Lewis, who was born in 1908, is generally regarded as the first African-American Abstract Expressionist painter. Krasner was born a year later and became one of the few women in the mostly male-dominated movement. Both artists worked in the Federal Art Project of the Works Progress Administration during the Great Depression. Krasner and Lewis reached their mature styles during the 1940s and ’50s. Both developed many of the elements central to Abstract Expressionism — a rejection of realism, gestural brushwork, all-over compositions, and use of non-natural color.
According to Norman Kleeblatt, the museum’s chief curator, “Both artists drew upon sources with personal meanings: ancient and nonwestern art, contemporary music, forms of writing, references to urban life.”
Four at Ashawagh
“4@Ashawagh,” a group exhibition, will take place at Ashawagh Hall in Springs on Saturday from 9 a.m. to 9 p.m. and Sunday from 10 a.m. to 5 p.m. A reception will be held Saturday from 5 until closing.

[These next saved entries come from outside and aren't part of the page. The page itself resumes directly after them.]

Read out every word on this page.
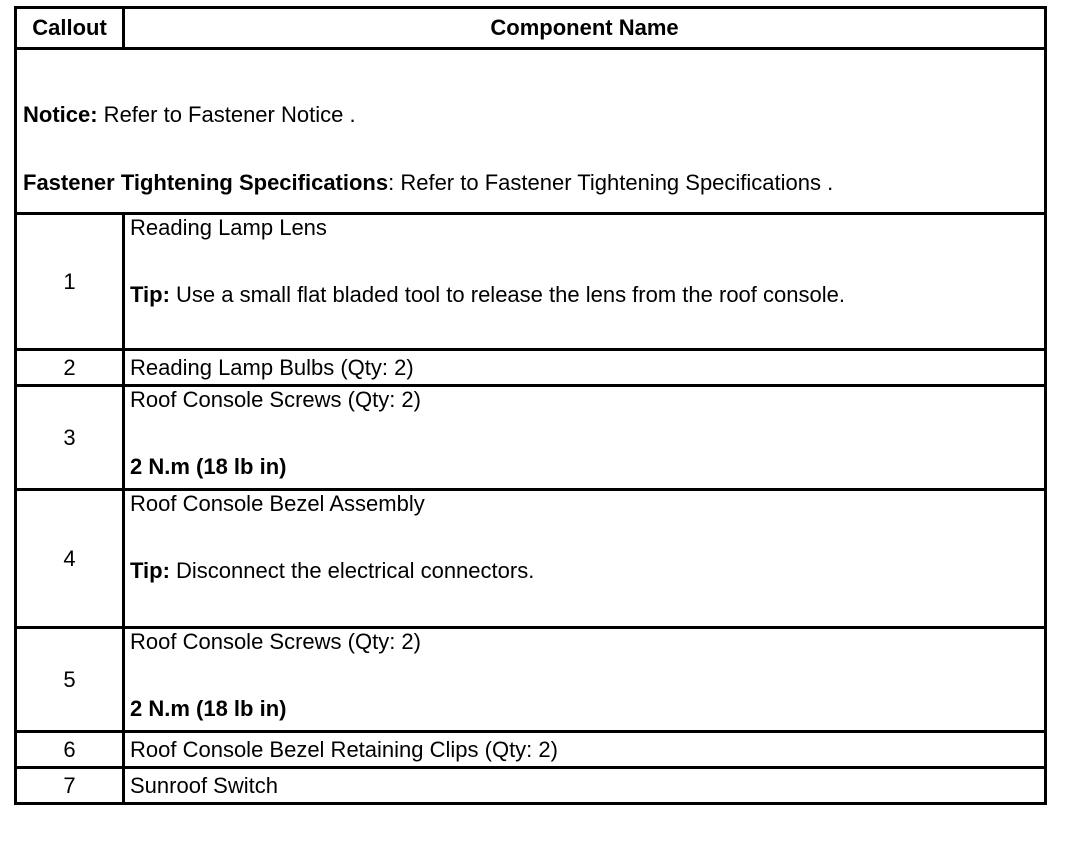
Callout	Component Name

Notice: Refer to Fastener Notice .

Fastener Tightening Specifications: Refer to Fastener Tightening Specifications .	

1	Reading Lamp Lens

Tip: Use a small flat bladed tool to release the lens from the roof console.

2	Reading Lamp Bulbs (Qty: 2)

3	Roof Console Screws (Qty: 2)

2 N.m (18 lb in)

4	Roof Console Bezel Assembly

Tip: Disconnect the electrical connectors.

5	Roof Console Screws (Qty: 2)

2 N.m (18 lb in)

6	Roof Console Bezel Retaining Clips (Qty: 2)

7	Sunroof Switch
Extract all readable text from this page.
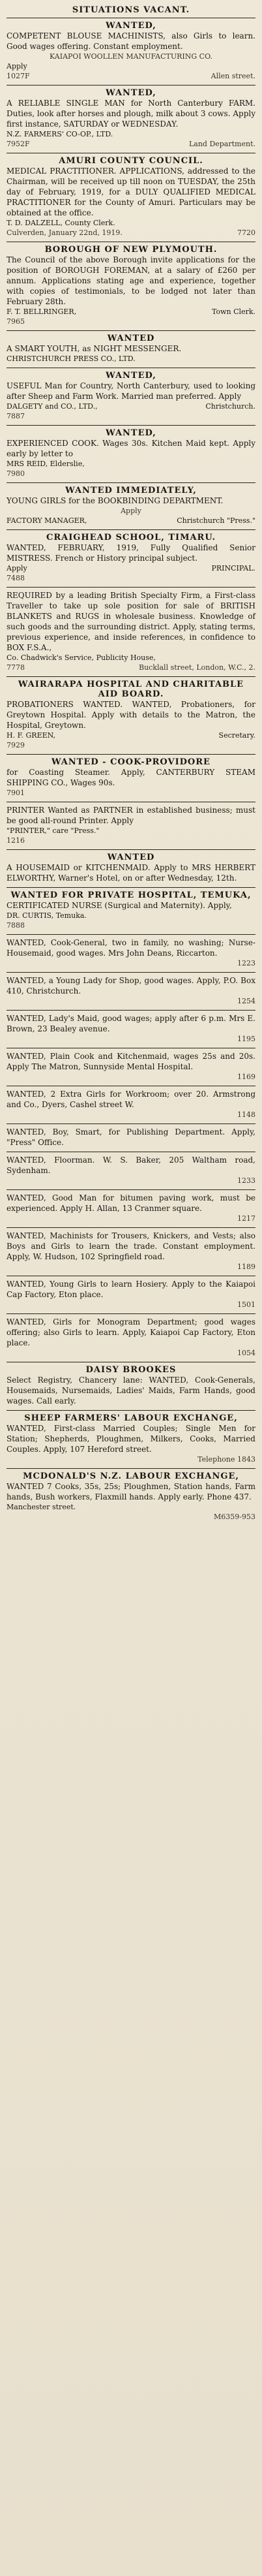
SITUATIONS VACANT.
WANTED,
COMPETENT BLOUSE MACHINISTS, also Girls to learn. Good wages offering. Constant employment.
KAIAPOI WOOLLEN MANUFACTURING CO.
Apply
1027F	Allen street.
WANTED,
A RELIABLE SINGLE MAN for North Canterbury FARM. Duties, look after horses and plough, milk about 3 cows. Apply first instance, SATURDAY or WEDNESDAY.
N.Z. FARMERS' CO-OP., LTD.
7952F	Land Department.
AMURI COUNTY COUNCIL.
MEDICAL PRACTITIONER. APPLICATIONS, addressed to the Chairman, will be received up till noon on TUESDAY, the 25th day of February, 1919, for a DULY QUALIFIED MEDICAL PRACTITIONER for the County of Amuri. Particulars may be obtained at the office.
T. D. DALZELL, County Clerk.
Culverden, January 22nd, 1919.	7720
BOROUGH OF NEW PLYMOUTH.
The Council of the above Borough invite applications for the position of BOROUGH FOREMAN, at a salary of £260 per annum. Applications stating age and experience, together with copies of testimonials, to be lodged not later than February 28th.
F. T. BELLRINGER,	Town Clerk.
7965
WANTED
A SMART YOUTH, as NIGHT MESSENGER.
CHRISTCHURCH PRESS CO., LTD.
WANTED,
USEFUL Man for Country, North Canterbury, used to looking after Sheep and Farm Work. Married man preferred. Apply
DALGETY and CO., LTD.,	Christchurch.
7887
WANTED,
EXPERIENCED COOK. Wages 30s. Kitchen Maid kept. Apply early by letter to
MRS REID, Elderslie,
7980
WANTED IMMEDIATELY,
YOUNG GIRLS for the BOOKBINDING DEPARTMENT.
Apply
FACTORY MANAGER,	Christchurch "Press."
CRAIGHEAD SCHOOL, TIMARU.
WANTED, FEBRUARY, 1919, Fully Qualified Senior MISTRESS. French or History principal subject.
Apply	PRINCIPAL.
7488
REQUIRED by a leading British Specialty Firm, a First-class Traveller to take up sole position for sale of BRITISH BLANKETS and RUGS in wholesale business. Knowledge of such goods and the surrounding district. Apply, stating terms, previous experience, and inside references, in confidence to BOX F.S.A.,
Co. Chadwick's Service, Publicity House,
7778	Bucklall street, London, W.C., 2.
WAIRARAPA HOSPITAL AND CHARITABLE AID BOARD.
PROBATIONERS WANTED. WANTED, Probationers, for Greytown Hospital. Apply with details to the Matron, the Hospital, Greytown.
H. F. GREEN,	Secretary.
7929
WANTED - COOK-PROVIDORE
for Coasting Steamer. Apply, CANTERBURY STEAM SHIPPING CO., Wages 90s.
7901
PRINTER Wanted as PARTNER in established business; must be good all-round Printer. Apply
"PRINTER," care "Press."
1216
WANTED
A HOUSEMAID or KITCHENMAID. Apply to MRS HERBERT ELWORTHY, Warner's Hotel, on or after Wednesday, 12th.
WANTED FOR PRIVATE HOSPITAL, TEMUKA,
CERTIFICATED NURSE (Surgical and Maternity). Apply,
DR. CURTIS, Temuka.
7888
WANTED, Cook-General, two in family, no washing; Nurse-Housemaid, good wages. Mrs John Deans, Riccarton.
1223
WANTED, a Young Lady for Shop, good wages. Apply, P.O. Box 410, Christchurch.
1254
WANTED, Lady's Maid, good wages; apply after 6 p.m. Mrs E. Brown, 23 Bealey avenue.
1195
WANTED, Plain Cook and Kitchenmaid, wages 25s and 20s. Apply The Matron, Sunnyside Mental Hospital.
1169
WANTED, 2 Extra Girls for Workroom; over 20. Armstrong and Co., Dyers, Cashel street W.
1148
WANTED, Boy, Smart, for Publishing Department. Apply, "Press" Office.
WANTED, Floorman. W. S. Baker, 205 Waltham road, Sydenham.
1233
WANTED, Good Man for bitumen paving work, must be experienced. Apply H. Allan, 13 Cranmer square.
1217
WANTED, Machinists for Trousers, Knickers, and Vests; also Boys and Girls to learn the trade. Constant employment. Apply, W. Hudson, 102 Springfield road.
1189
WANTED, Young Girls to learn Hosiery. Apply to the Kaiapoi Cap Factory, Eton place.
1501
WANTED, Girls for Monogram Department; good wages offering; also Girls to learn. Apply, Kaiapoi Cap Factory, Eton place.
1054
DAISY BROOKES
Select Registry, Chancery lane: WANTED, Cook-Generals, Housemaids, Nursemaids, Ladies' Maids, Farm Hands, good wages. Call early.
SHEEP FARMERS' LABOUR EXCHANGE,
WANTED, First-class Married Couples; Single Men for Station; Shepherds, Ploughmen, Milkers, Cooks, Married Couples. Apply, 107 Hereford street.
Telephone 1843
MCDONALD'S N.Z. LABOUR EXCHANGE,
WANTED 7 Cooks, 35s, 25s; Ploughmen, Station hands, Farm hands, Bush workers, Flaxmill hands. Apply early. Phone 437.
Manchester street.
M6359-953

Fred Fickera is a sculptor who lived in East Hampton for 35 years and ran a carpentry business. His forms use wood elements to explore the juxtaposition of nature and technology. Marcie Honerkamp, a Springs artist who has been working with mosaics for 15 years, will show new work based on her study of houndstooth patterns.
Ellen McDermott is a widely published New York City commercial photographer whose personal work includes still-life studies, nature, and images from Iceland. Bridget Sciales worked in advertising, publishing, and the restaurant business before returning to her original passion, works on paper.
Scrimshaw in Montauk
“Scrimshaw Alley,” an exhibition of work by Peter Spacek, an artist, illustrator, cartoonist for The Star, and surfer who lives in Springs, is on view at Outeast Gallery in Montauk through Sept. 30.
Scrimshaw is an art form traditionally practiced on whalebone or tusk ivory. Mr. Spacek had already established an illustration studio in Montauk when he was tasked, in 2005, with drawing one of his illustrations on a surfboard for a charity event. After some trial and error, he found that by using a nail and ink on fiberglass he could achieve the effect of scrimshaw.
The exhibition will include images on surfboards, resin, paper, and cotton.